The thing is though, does this really matter if eventually we won't be able to notice the difference?

bytefactory · 2 years ago

> It doesn't necessarily have to look ahead. Since Go is a deterministic game there is always a best move

Is there really a difference between the two? If a certain move shapes the opponent's remaining possible moves into a smaller subset, hasn't AlphaGo "looked ahead"? In other words, when humans strategize and predict what happens in the real world, aren't they doing the same thing?

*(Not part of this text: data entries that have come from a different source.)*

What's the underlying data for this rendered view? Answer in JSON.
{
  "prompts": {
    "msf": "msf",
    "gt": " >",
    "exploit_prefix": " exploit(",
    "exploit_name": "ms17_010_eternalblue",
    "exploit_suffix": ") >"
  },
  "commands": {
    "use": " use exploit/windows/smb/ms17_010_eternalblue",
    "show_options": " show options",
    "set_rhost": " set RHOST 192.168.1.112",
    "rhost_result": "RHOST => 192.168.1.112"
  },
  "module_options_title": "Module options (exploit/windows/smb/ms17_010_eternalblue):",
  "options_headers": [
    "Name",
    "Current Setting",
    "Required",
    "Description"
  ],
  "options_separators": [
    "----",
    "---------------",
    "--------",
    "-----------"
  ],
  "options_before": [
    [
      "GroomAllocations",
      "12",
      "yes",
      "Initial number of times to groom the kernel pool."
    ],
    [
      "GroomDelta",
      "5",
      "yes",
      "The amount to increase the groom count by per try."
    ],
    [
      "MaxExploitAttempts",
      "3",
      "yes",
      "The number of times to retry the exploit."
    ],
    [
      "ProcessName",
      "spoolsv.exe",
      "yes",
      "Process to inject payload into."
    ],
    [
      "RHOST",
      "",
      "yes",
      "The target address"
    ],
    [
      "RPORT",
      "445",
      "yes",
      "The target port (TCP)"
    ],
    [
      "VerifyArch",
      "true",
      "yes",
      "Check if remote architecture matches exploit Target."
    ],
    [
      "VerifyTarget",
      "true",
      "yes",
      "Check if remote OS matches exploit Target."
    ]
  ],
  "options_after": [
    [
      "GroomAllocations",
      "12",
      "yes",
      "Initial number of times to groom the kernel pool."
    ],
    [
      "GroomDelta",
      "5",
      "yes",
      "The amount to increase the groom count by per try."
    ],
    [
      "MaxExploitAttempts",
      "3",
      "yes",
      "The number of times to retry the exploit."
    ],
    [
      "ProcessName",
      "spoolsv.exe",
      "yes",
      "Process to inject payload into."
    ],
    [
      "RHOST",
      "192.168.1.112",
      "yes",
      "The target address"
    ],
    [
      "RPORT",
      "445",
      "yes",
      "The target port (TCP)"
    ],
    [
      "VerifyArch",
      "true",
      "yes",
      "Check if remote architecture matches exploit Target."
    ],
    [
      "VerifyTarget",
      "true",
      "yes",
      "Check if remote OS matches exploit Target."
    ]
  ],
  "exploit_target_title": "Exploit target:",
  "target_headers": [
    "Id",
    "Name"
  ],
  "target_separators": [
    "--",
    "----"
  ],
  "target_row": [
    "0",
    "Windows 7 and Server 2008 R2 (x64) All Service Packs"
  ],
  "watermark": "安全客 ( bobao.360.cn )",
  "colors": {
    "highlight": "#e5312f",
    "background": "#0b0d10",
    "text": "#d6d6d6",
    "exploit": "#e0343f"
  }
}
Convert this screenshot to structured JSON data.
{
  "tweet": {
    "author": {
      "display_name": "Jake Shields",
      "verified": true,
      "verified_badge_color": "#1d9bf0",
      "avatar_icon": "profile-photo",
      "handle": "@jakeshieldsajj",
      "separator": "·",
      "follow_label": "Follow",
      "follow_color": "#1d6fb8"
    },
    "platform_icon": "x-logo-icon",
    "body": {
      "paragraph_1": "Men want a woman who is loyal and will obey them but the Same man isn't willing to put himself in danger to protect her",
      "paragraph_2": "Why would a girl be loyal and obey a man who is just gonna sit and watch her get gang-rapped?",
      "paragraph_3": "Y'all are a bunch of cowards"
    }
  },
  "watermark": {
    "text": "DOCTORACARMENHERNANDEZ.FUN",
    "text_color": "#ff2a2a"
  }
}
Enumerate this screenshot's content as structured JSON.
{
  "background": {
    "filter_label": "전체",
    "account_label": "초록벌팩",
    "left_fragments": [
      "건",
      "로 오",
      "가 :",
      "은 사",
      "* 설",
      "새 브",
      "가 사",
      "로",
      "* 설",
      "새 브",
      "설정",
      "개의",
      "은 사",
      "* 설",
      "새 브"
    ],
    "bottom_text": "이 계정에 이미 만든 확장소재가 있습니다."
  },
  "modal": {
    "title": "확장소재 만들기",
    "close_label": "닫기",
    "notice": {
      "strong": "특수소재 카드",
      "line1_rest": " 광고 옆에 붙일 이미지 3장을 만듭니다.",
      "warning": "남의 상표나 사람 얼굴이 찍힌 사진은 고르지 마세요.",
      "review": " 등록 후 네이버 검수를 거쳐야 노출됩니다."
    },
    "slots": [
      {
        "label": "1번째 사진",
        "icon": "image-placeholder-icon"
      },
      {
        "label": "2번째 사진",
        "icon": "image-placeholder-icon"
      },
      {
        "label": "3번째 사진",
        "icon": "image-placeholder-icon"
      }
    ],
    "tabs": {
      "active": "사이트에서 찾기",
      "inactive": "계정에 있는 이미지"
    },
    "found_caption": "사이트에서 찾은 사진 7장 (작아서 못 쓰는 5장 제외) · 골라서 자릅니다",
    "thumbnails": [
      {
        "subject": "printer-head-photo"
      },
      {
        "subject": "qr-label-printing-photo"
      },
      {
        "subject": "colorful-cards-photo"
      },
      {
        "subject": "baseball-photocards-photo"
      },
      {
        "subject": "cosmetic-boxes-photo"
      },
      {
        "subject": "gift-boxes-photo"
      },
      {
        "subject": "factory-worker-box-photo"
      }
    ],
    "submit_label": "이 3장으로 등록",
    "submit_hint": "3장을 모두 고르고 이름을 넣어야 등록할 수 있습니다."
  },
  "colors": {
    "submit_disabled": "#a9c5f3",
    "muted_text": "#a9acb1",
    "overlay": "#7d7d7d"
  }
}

I suppose you could argue that humans also include additional world models in their planning, but it's not clear to me that these models are missing and impossible for machine learning models to generate during training.

bytefactory commented on GPT-4 vision prompt injection blog.roboflow.com/gpt-4-v... · Posted by u/Lealen

mathgorges · 2 years ago

Thus separating the model’s logic from the model’s data.

All that was old is new again :) [0]

0: s/model/program/

bytefactory · 2 years ago

It's interesting how this is not presumably the case within the weights of the LLM itself. Those probably encode data as well as logic!